Shortly after that interview, Mr. Perle called back and said that he
remembered that the language concerning the Defense Review Board had
appeared in an earlier draft of the affidavit and that he had struck it out
because it was incorrect.

"You have a draft that I never signed," he said.

After consulting with a company lawyer, Mr. Perle called back and in a third
conversation said that he had taken the phrase out of the affidavit "because
it seemed inappropriate and irrelevant" but that someone put it back in the
document and he signed it without noticing it.

"This was a clerical error, and not my clerical error," he said.

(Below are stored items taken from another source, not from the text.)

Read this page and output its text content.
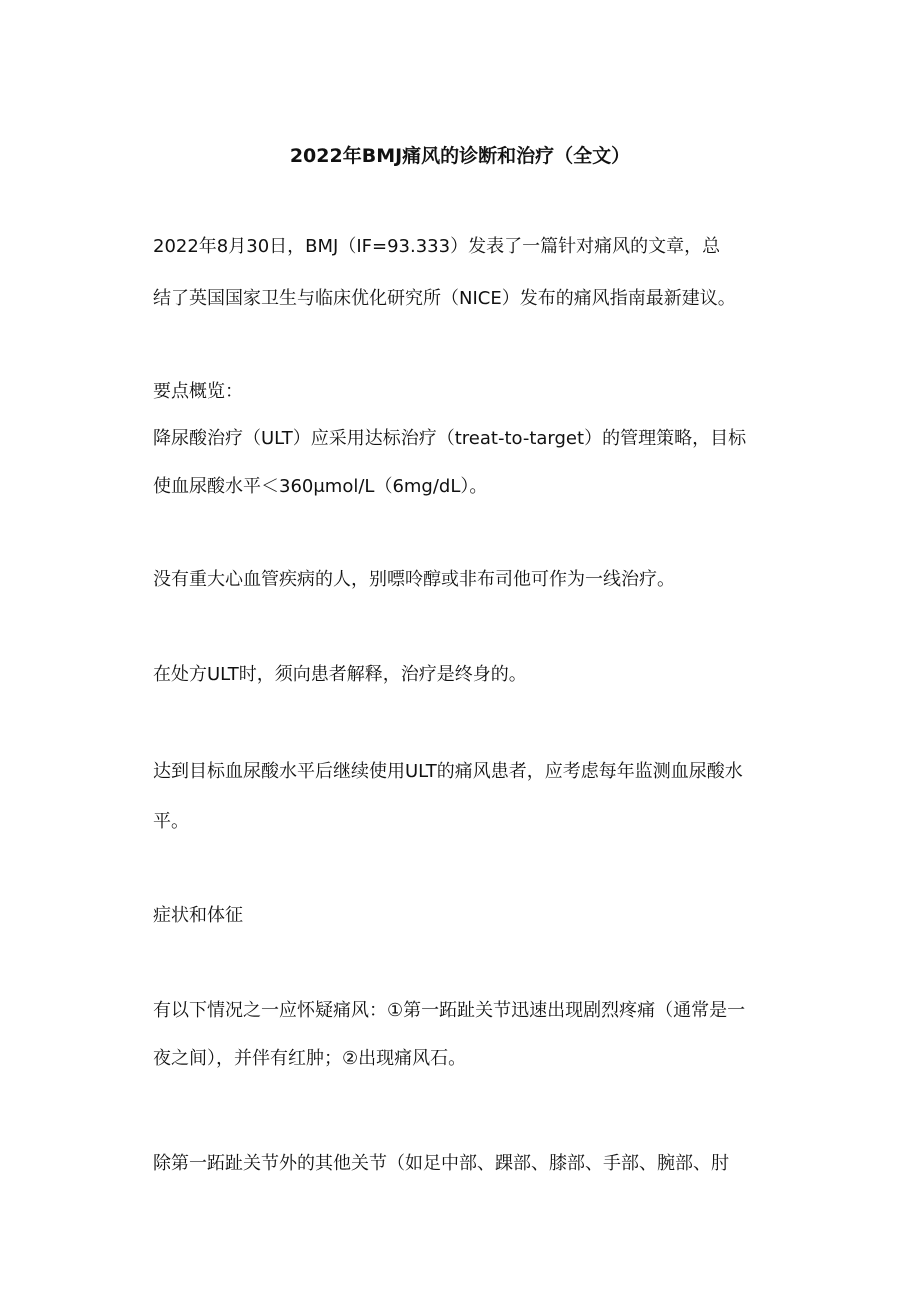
2022年BMJ痛风的诊断和治疗（全文）
2022年8月30日，BMJ（IF=93.333）发表了一篇针对痛风的文章，总
结了英国国家卫生与临床优化研究所（NICE）发布的痛风指南最新建议。
要点概览：
降尿酸治疗（ULT）应采用达标治疗（treat-to-target）的管理策略，目标
使血尿酸水平＜360μmol/L（6mg/dL）。
没有重大心血管疾病的人，别嘌呤醇或非布司他可作为一线治疗。
在处方ULT时，须向患者解释，治疗是终身的。
达到目标血尿酸水平后继续使用ULT的痛风患者，应考虑每年监测血尿酸水
平。
症状和体征
有以下情况之一应怀疑痛风：①第一跖趾关节迅速出现剧烈疼痛（通常是一
夜之间），并伴有红肿；②出现痛风石。
除第一跖趾关节外的其他关节（如足中部、踝部、膝部、手部、腕部、肘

An adviser involved with one of the parties in the case said tonight that
Mr. Perle had not read the affidavit closely and that he had, in fact,
signed it but that it would be changed before it was filed.

Mr. Perle said he did not seek an ethics opinion as to whether he could work
on the Global Crossing matter, because he said it posed no legal problems.

"I've abided by the rules," he said. "The question, I should think, is have
I recommended anything to the secretary or discussed this with the
secretary, and I haven't," he said, referring to Mr. Rumsfeld. "The
alternative is if you are on the board, you can't have any action before the
Defense Department. That isn't the rule. If that were the rule, I'd have to
make a choice between being on an unpaid advisory board and my business."

Mr. Perle said that he was not engaged in lobbying with senior officials at
the Defense Department and that his role was to advise Global Crossing on
the process of gaining approval. He said his sole discussions with Pentagon
officials had been over what assurances they would need to satisfy
themselves that a deal would not pose any national security problems.

"I'm not using public office for private gain because the Defense Policy
Board has nothing to do with the CFIUS process," he said.

But other lawyers and advisers to the companies involved in the deal said
that Mr. Perle had been brought in precisely because he has access to top
officials. They noted that Mr. Perle's fee was largely contingent on the
deal's being approved, an unusual arrangement in Washington legal circles.
And they noted that he was retained after Global Crossing, which has a
history of using well-connected lobbyists, had realized that many of the
other lawyers and lobbyists had strong Democratic ties but no solid
Republican ones.

Among others who have been retained to gain approval of the proposed deal
are Thomas F. McLarty III, the former Clinton chief of staff; Stuart E.
Eizenstat, a former deputy Treasury secretary, and lawyers at Skadden, Arps,
Slate, Meagher & Flom and Dewey Ballantine.

Mr. Perle, who as chairman of the Defense Policy Board has been a leading
advocate of the United States' invasion of Iraq, spoke on Wednesday in a
conference call sponsored by Goldman Sachs, in which he advised participants
on possible investment opportunities arising from the war. The conference's
title was "Implications of an Imminent War: Iraq Now. North Korea Next?"